Settling civil matters – trial or mediation

Civil cases involve resolving disputes between individuals or businesses. These disputes can relate to compensation, inheritance, goods or services or rental agreements, for example.

Disputes are resolved in a civil procedure in the District Court and the process is initiated by a written application for a summons submitted by the plaintiff. Applications for summons can also be submitted electronically. The application for a summons must give the name of the court and the names and contact details of the parties, i.e. the plaintiff and the defendant, as well as their representatives and witnesses.

The application for a summons is the plaintiff’s account of what he or she seeks from the defendant and on what grounds. The application for a summons must be accompanied by the agreement or document on which the claims are based. The plaintiff also needs to specify what evidence he or she proposes to present in the case, i.e. written evidence and any witnesses.

If the matter involves a simple, undisputed debt or a matter such as eviction, the plaintiff does not need supply as detailed grounds for his or her claims as in cases involving matters that are known to be in dispute. It is also not necessary to provide details of evidence in the application for a summons in these circumstances.

The District Court will review the application and issue a summons to the defendant either by post or via a process server, in which case the defendant will be asked to respond to the plaintiff’s claims in writing.

If the defendant disputes the claims, the matter will proceed to an oral preparatory session to which both parties will be invited. The purpose of the preparatory session is to establish the issues on which the parties disagree and whether it might be possible to settle the matter out of court.
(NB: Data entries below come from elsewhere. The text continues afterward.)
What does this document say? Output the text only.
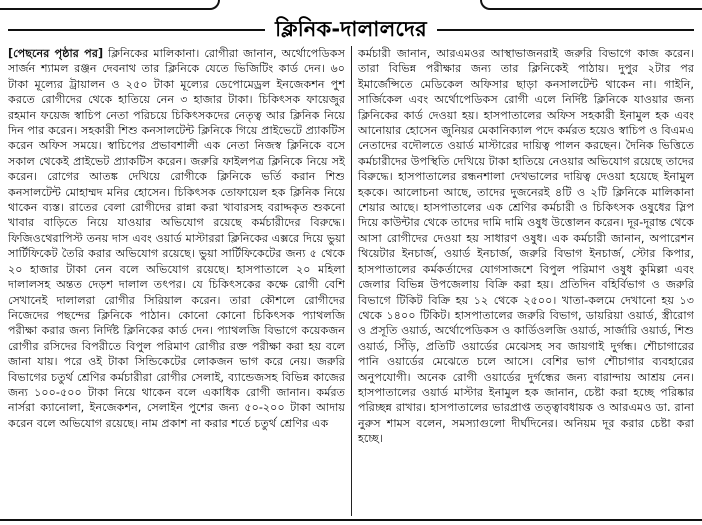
ক্লিনিক-দালালদের

[পেছনের পৃষ্ঠার পর] ক্লিনিকের মালিকানা। রোগীরা জানান, অর্থোপেডিকস সার্জন শ্যামল রঞ্জন দেবনাথ তার ক্লিনিকে যেতে ভিজিটিং কার্ড দেন। ৬০ টাকা মূল্যের ট্রায়ালন ও ২৫০ টাকা মূল্যের ডেপোমেড্রল ইনজেকশন পুশ করতে রোগীদের থেকে হাতিয়ে নেন ৩ হাজার টাকা। চিকিৎসক ফায়েজুর রহমান ফয়েজ স্বাচিপ নেতা পরিচয়ে চিকিৎসকদের নেতৃত্ব আর ক্লিনিক নিয়ে দিন পার করেন। সহকারী শিশু কনসালটেন্ট ক্লিনিকে গিয়ে প্রাইভেটে প্র্যাকটিস করেন অফিস সময়ে। স্বাচিপের প্রভাবশালী এক নেতা নিজস্ব ক্লিনিকে বসে সকাল থেকেই প্রাইভেট প্র্যাকটিস করেন। জরুরি ফাইলপত্র ক্লিনিকে নিয়ে সই করেন। রোগের আতঙ্ক দেখিয়ে রোগীকে ক্লিনিকে ভর্তি করান শিশু কনসালটেন্ট মোহাম্মদ মনির হোসেন। চিকিৎসক তোফায়েল হক ক্লিনিক নিয়ে থাকেন ব্যস্ত। রাতের বেলা রোগীদের রান্না করা খাবারসহ বরাদ্দকৃত শুকনো খাবার বাড়িতে নিয়ে যাওয়ার অভিযোগ রয়েছে কর্মচারীদের বিরুদ্ধে। ফিজিওথেরাপিস্ট তনয় দাস এবং ওয়ার্ড মাস্টাররা ক্লিনিকের এক্সরে দিয়ে ভুয়া সার্টিফিকেট তৈরি করার অভিযোগ রয়েছে। ভুয়া সার্টিফিকেটের জন্য ৫ থেকে ২০ হাজার টাকা নেন বলে অভিযোগ রয়েছে। হাসপাতালে ২০ মহিলা দালালসহ অন্তত দেড়শ দালাল তৎপর। যে চিকিৎসকের কক্ষে রোগী বেশি সেখানেই দালালরা রোগীর সিরিয়াল করেন। তারা কৌশলে রোগীদের নিজেদের পছন্দের ক্লিনিকে পাঠান। কোনো কোনো চিকিৎসক প্যাথলজি পরীক্ষা করার জন্য নির্দিষ্ট ক্লিনিকের কার্ড দেন। প্যাথলজি বিভাগে কয়েকজন রোগীর রসিদের বিপরীতে বিপুল পরিমাণ রোগীর রক্ত পরীক্ষা করা হয় বলে জানা যায়। পরে ওই টাকা সিন্ডিকেটের লোকজন ভাগ করে নেয়। জরুরি বিভাগের চতুর্থ শ্রেণির কর্মচারীরা রোগীর সেলাই, ব্যান্ডেজসহ বিভিন্ন কাজের জন্য ১০০-৫০০ টাকা নিয়ে থাকেন বলে একাধিক রোগী জানান। কর্মরত নার্সরা ক্যানোলা, ইনজেকশন, সেলাইন পুশের জন্য ৫০-২০০ টাকা আদায় করেন বলে অভিযোগ রয়েছে। নাম প্রকাশ না করার শর্তে চতুর্থ শ্রেণির এক

কর্মচারী জানান, আরএমওর আস্থাভাজনরাই জরুরি বিভাগে কাজ করেন। তারা বিভিন্ন পরীক্ষার জন্য তার ক্লিনিকেই পাঠায়। দুপুর ২টার পর ইমার্জেন্সিতে মেডিকেল অফিসার ছাড়া কনসালটেন্ট থাকেন না। গাইনি, সার্জিকেল এবং অর্থোপেডিকস রোগী এলে নির্দিষ্ট ক্লিনিকে যাওয়ার জন্য ক্লিনিকের কার্ড দেওয়া হয়। হাসপাতালের অফিস সহকারী ইনামুল হক এবং আনোয়ার হোসেন জুনিয়র মেকানিক্যাল পদে কর্মরত হয়েও স্বাচিপ ও বিএমএ নেতাদের বদৌলতে ওয়ার্ড মাস্টারের দায়িত্ব পালন করছেন। দৈনিক ভিত্তিতে কর্মচারীদের উপস্থিতি দেখিয়ে টাকা হাতিয়ে নেওয়ার অভিযোগ রয়েছে তাদের বিরুদ্ধে। হাসপাতালের রন্ধনশালা দেখভালের দায়িত্ব দেওয়া হয়েছে ইনামুল হককে। আলোচনা আছে, তাদের দুজনেরই ৪টি ও ২টি ক্লিনিকে মালিকানা শেয়ার আছে। হাসপাতালের এক শ্রেণির কর্মচারী ও চিকিৎসক ওষুধের স্লিপ দিয়ে কাউন্টার থেকে তাদের দামি দামি ওষুধ উত্তোলন করেন। দূর-দূরান্ত থেকে আসা রোগীদের দেওয়া হয় সাধারণ ওষুধ। এক কর্মচারী জানান, অপারেশন থিয়েটার ইনচার্জ, ওয়ার্ড ইনচার্জ, জরুরি বিভাগ ইনচার্জ, স্টোর কিপার, হাসপাতালের কর্মকর্তাদের যোগসাজশে বিপুল পরিমাণ ওষুধ কুমিল্লা এবং জেলার বিভিন্ন উপজেলায় বিক্রি করা হয়। প্রতিদিন বহির্বিভাগ ও জরুরি বিভাগে টিকিট বিক্রি হয় ১২ থেকে ২৫০০। খাতা-কলমে দেখানো হয় ১৩ থেকে ১৪০০ টিকিট। হাসপাতালের জরুরি বিভাগ, ডায়রিয়া ওয়ার্ড, স্ত্রীরোগ ও প্রসূতি ওয়ার্ড, অর্থোপেডিকস ও কার্ডিওলজি ওয়ার্ড, সার্জারি ওয়ার্ড, শিশু ওয়ার্ড, সিঁড়ি, প্রতিটি ওয়ার্ডের মেঝেসহ সব জায়গাই দুর্গন্ধ। শৌচাগারের পানি ওয়ার্ডের মেঝেতে চলে আসে। বেশির ভাগ শৌচাগার ব্যবহারের অনুপযোগী। অনেক রোগী ওয়ার্ডের দুর্গন্ধের জন্য বারান্দায় আশ্রয় নেন। হাসপাতালের ওয়ার্ড মাস্টার ইনামুল হক জানান, চেষ্টা করা হচ্ছে পরিষ্কার পরিচ্ছন্ন রাখার। হাসপাতালের ভারপ্রাপ্ত তত্ত্বাবধায়ক ও আরএমও ডা. রানা নুরুস শামস বলেন, সমস্যাগুলো দীর্ঘদিনের। অনিয়ম দূর করার চেষ্টা করা হচ্ছে।
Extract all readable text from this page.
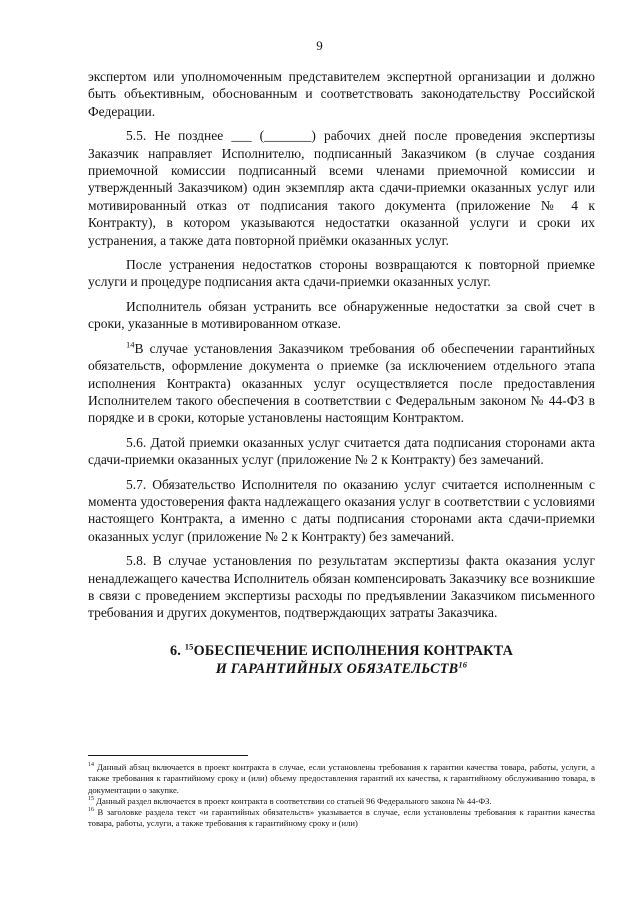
9

экспертом или уполномоченным представителем экспертной организации и должно быть объективным, обоснованным и соответствовать законодательству Российской Федерации.

5.5. Не позднее ___ (_______) рабочих дней после проведения экспертизы Заказчик направляет Исполнителю, подписанный Заказчиком (в случае создания приемочной комиссии подписанный всеми членами приемочной комиссии и утвержденный Заказчиком) один экземпляр акта сдачи-приемки оказанных услуг или мотивированный отказ от подписания такого документа (приложение № 4 к Контракту), в котором указываются недостатки оказанной услуги и сроки их устранения, а также дата повторной приёмки оказанных услуг.

После устранения недостатков стороны возвращаются к повторной приемке услуги и процедуре подписания акта сдачи-приемки оказанных услуг.

Исполнитель обязан устранить все обнаруженные недостатки за свой счет в сроки, указанные в мотивированном отказе.

$^{14}$В случае установления Заказчиком требования об обеспечении гарантийных обязательств, оформление документа о приемке (за исключением отдельного этапа исполнения Контракта) оказанных услуг осуществляется после предоставления Исполнителем такого обеспечения в соответствии с Федеральным законом № 44-ФЗ в порядке и в сроки, которые установлены настоящим Контрактом.

5.6. Датой приемки оказанных услуг считается дата подписания сторонами акта сдачи-приемки оказанных услуг (приложение № 2 к Контракту) без замечаний.

5.7. Обязательство Исполнителя по оказанию услуг считается исполненным с момента удостоверения факта надлежащего оказания услуг в соответствии с условиями настоящего Контракта, а именно с даты подписания сторонами акта сдачи-приемки оказанных услуг (приложение № 2 к Контракту) без замечаний.

5.8. В случае установления по результатам экспертизы факта оказания услуг ненадлежащего качества Исполнитель обязан компенсировать Заказчику все возникшие в связи с проведением экспертизы расходы по предъявлении Заказчиком письменного требования и других документов, подтверждающих затраты Заказчика.

6. $^{15}$ОБЕСПЕЧЕНИЕ ИСПОЛНЕНИЯ КОНТРАКТА
И ГАРАНТИЙНЫХ ОБЯЗАТЕЛЬСТВ$^{16}$

$^{14}$ Данный абзац включается в проект контракта в случае, если установлены требования к гарантии качества товара, работы, услуги, а также требования к гарантийному сроку и (или) объему предоставления гарантий их качества, к гарантийному обслуживанию товара, в документации о закупке.

$^{15}$ Данный раздел включается в проект контракта в соответствии со статьей 96 Федерального закона № 44-ФЗ.

$^{16}$ В заголовке раздела текст «и гарантийных обязательств» указывается в случае, если установлены требования к гарантии качества товара, работы, услуги, а также требования к гарантийному сроку и (или)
If the parties are able to settle the matter at the preparatory session, the District Court will confirm the decision and the case will be closed.

If the parties are unable to settle, a main hearing will be held. In simple cases, the main hearing can be held immediately after the preparatory session. In complex cases involving witnesses, the main hearing will be held at a later date agreed separately. In most cases, the judge leading the preparatory session will also be the judge presiding over the main hearing and taking the decision on the matter. However, the main hearing can have a panel of three judges if necessary.

The main hearing will begin by the presiding judge outlining the outcome of the preparatory session and the claims of the parties. This will be followed by the plaintiff and the defendant explaining their positions in more detail. They can also address questions to each other. The next step is to review the written evidence and to hear witnesses.

The main hearing will conclude with the parties’ closing arguments, in which they will express their opinions with regard to how the matter should be resolved.

The decision on the matter will be given either immediately after the hearing or later in writing, in which case the parties can visit the registry to inspect the decision. The decision can also be sent to the parties upon request. A party dissatisfied with the decision can appeal it to the Court of Appeal.

If the defendant fails to submit a response to the District Court within the deadline specified in the summons, the District Court will decide the matter without holding a hearing on the basis of a judgment by default. The defendant will have 30 days to appeal the judgment by default. This procedure is known as an application for retrial. In these circumstances, the case will be reopened by the District Court and a full hearing will be held.